Israel’s Channel 12 reported Monday that the additional money set to be approved by the government in November, would pay for aircraft, intelligence-gathering drones and armaments needed for a strike against hardened Iranian nuclear targets.
US officials, including Secretary of State Antony Blinken have mentioned “other options” if Iran refuses to return to nuclear talks. Tehran suspended the Vienna negotiations in June after the election of Ebrahim Raisi (Raeesi), a hardliner handpicked by Supreme Leader Ali Khamenei.
Although ‘other options’ could mean taking Iran’s case to the UN Security Council for imposing international sanctions, or simply augmenting US sanctions, Israel has been much more adamant that Tehran’s nuclear program should be stopped at any cost. Estimates vary about when Iran could reach the nuclear threshold for a bomb, but both the West and regional countries are concerned that Tehran is building up its stockpile of enriched uranium, while refusing to negotiate.
Israeli officials have warned on several occasions since August that if no options are left they would "go it alone" to stop Iran from acquiring nuclear weapons. That could mean that Israel might not even tolerate Iran becoming a "threshold state", meaning having all the components for a bomb but not actually deploying one.

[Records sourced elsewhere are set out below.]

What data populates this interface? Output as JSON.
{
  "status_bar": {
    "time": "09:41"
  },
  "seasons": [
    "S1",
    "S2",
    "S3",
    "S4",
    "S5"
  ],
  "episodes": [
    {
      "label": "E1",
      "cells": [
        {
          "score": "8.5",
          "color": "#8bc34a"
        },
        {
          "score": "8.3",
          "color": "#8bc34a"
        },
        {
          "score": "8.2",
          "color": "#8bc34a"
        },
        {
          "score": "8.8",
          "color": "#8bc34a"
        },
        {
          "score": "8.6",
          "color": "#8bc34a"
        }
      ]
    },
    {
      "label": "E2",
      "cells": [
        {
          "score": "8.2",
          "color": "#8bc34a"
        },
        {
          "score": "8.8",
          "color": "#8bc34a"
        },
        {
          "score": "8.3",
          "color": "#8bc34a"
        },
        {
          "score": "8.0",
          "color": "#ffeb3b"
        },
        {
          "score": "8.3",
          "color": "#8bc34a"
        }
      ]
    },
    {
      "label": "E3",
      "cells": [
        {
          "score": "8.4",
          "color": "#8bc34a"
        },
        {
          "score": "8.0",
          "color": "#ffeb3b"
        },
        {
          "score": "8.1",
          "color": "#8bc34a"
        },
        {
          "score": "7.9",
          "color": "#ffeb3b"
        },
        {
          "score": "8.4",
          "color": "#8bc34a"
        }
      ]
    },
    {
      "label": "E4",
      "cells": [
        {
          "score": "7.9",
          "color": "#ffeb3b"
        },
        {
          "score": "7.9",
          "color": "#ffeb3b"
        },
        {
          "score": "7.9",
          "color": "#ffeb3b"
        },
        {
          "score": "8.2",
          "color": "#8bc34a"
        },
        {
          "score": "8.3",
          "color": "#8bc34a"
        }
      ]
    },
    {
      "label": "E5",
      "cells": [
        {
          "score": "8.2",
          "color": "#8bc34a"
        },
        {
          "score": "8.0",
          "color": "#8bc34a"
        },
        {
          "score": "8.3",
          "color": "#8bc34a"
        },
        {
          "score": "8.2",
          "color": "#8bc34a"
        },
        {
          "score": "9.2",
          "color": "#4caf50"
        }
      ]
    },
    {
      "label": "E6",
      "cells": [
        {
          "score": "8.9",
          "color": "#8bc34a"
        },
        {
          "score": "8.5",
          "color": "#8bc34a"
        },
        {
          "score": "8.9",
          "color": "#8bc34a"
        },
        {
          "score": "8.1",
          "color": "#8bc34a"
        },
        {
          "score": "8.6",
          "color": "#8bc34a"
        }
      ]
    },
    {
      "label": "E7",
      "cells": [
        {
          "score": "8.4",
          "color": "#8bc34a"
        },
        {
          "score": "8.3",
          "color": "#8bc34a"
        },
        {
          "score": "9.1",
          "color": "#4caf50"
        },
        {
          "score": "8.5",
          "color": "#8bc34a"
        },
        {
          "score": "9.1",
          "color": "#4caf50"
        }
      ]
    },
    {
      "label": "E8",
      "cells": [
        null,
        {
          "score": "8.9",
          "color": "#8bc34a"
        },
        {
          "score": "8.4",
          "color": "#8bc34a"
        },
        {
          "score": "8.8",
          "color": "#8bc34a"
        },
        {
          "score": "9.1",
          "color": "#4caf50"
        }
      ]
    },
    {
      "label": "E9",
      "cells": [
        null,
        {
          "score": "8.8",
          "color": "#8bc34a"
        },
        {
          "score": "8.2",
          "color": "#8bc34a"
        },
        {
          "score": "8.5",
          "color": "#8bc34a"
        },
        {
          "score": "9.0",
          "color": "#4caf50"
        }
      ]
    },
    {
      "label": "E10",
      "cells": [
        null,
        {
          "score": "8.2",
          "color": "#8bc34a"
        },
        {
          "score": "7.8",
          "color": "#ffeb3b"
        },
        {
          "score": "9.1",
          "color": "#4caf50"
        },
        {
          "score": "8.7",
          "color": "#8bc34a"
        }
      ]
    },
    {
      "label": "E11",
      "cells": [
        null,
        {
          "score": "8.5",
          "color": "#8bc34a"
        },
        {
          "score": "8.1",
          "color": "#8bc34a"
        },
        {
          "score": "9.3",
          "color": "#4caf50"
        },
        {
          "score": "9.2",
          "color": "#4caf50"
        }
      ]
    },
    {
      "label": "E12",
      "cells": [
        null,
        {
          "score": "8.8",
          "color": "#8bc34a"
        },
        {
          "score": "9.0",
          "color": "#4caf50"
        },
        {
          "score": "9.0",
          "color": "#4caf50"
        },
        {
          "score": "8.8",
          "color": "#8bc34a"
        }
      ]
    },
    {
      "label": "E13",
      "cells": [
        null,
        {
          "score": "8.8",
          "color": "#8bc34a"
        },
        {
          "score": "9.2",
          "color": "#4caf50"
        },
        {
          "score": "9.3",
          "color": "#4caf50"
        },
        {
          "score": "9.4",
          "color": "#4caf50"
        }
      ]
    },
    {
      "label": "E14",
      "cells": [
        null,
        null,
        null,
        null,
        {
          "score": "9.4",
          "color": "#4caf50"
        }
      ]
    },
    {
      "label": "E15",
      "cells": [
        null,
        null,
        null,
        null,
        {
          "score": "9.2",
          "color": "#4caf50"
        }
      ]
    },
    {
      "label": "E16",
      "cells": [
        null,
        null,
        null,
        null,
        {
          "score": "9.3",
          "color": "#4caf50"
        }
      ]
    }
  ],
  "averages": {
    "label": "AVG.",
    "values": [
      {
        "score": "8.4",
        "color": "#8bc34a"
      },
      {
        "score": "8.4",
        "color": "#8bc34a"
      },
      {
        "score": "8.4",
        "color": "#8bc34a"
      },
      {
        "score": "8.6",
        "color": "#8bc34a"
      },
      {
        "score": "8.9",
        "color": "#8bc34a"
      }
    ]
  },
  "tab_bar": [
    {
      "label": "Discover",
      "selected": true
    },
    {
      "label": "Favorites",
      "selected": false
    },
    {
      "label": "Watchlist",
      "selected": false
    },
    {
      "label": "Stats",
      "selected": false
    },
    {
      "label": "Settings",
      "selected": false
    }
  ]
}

The US Air Force reported on October 13 that a new 5,000-pound bunker-buster munition was successfully tested by an F-15E Strike Eagle warplane on October 7. This means that the bomb can be launched from fighter planes and could be potentially used by Israel. The GBU-72 Advanced 5K Penetrator was released from 35,000 feet and hit a designated area “surrounded by blast pressure sensors and fragment-counting equipment,” which helps to determine the weapon’s lethality, the Air Force said.
Channel 12 speculated that the US Air Force test was meant to be a warning to Iran not to avoid the nuclear talks. Last week, Iran said it wants to hold discussions with the European Union in Brussels before any return to the main nuclear negotiations, but the State Department on Monday dismissed the idea, saying such talks are not needed. Apparently, Tehran wanted to start a new negotiating tactic that would exclude Washington. In the Vienna Talks the US was present and negotiated indirectly with Iran.
Any conflict with Iran could easily escalate into a separate war with the Lebanese Hezbollah Shiite militant group. A senior Israeli military official said on Monday that Hezbollah can fire 2,000 rockets a day at Israel if conflict breaks out. The group’s leader Hassan Nasrallah also warned his opponents in Lebanon that it has 100,000 fighters, after a brief gun battle in Beirut last week.